His first argument is this (1997:367, 1993:38-9):
1) If an agent has a reason to do something, then it must be possible for them to act for that reason.
2) If it is possible for an agent to act for a reason, then they must be able to be motivated to act for that reason.
3) If an agent is able to be motivated to act for a reason, then they must be able to acquire that motivation merely by deliberating on their current motivational set.
4) Therefore: If an agent has a reason to do something, then they must be able to acquire a motivation to do that thing by deliberating on their current motivational set.
What might we say about this? I think that there is an equivocation between premises (1) and (2). Why?

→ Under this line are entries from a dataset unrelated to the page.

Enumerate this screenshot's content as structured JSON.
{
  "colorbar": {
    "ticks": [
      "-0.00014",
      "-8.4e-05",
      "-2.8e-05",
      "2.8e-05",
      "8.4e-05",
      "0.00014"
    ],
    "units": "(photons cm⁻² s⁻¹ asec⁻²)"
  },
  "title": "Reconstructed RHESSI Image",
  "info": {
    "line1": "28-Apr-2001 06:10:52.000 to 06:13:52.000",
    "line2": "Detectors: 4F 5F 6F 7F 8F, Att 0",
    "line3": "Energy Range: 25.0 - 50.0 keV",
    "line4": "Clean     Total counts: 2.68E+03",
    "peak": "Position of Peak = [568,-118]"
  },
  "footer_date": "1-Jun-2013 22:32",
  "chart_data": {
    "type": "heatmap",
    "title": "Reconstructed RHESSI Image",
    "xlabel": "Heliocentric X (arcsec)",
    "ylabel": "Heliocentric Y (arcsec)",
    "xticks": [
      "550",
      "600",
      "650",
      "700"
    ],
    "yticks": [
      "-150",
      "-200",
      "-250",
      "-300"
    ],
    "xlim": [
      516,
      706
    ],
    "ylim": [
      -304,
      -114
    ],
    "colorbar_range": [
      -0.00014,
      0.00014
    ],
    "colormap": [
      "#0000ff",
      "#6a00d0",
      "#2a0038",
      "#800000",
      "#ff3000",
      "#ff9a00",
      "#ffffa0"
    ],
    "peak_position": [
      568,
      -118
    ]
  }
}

Premise (1) states that if an agent has a reason to do something, then it must be possible for them to act for that reason. Premise (2) states that if it is possible for an agent to act for a reason, then they must be able to be motivated to act for that reason. The equivocation occurs in the term "possible". Premise (1) is plausible only in a very broad sense of possible. In accepting it, we are merely accepting the claim that reasons should be the right kinds of thing to motivate agents. But premise (2) uses a much narrower sense of possible, according to which something is possible only if it is motivationally possible given the agent’s current motivations and some set of deliberative rules. We have been given no reason to accept this narrower sense of possible, and my brief remark above about the nature of normative criticism seems to count heavily against it. That is, premise (1) is only plausible on a very broad sense of possible, and premise (2) is only true on a very narrow sense of possible. So either one premise is false and the argument is unsound, or if both premises are true there is an equivocation, and the argument is invalid.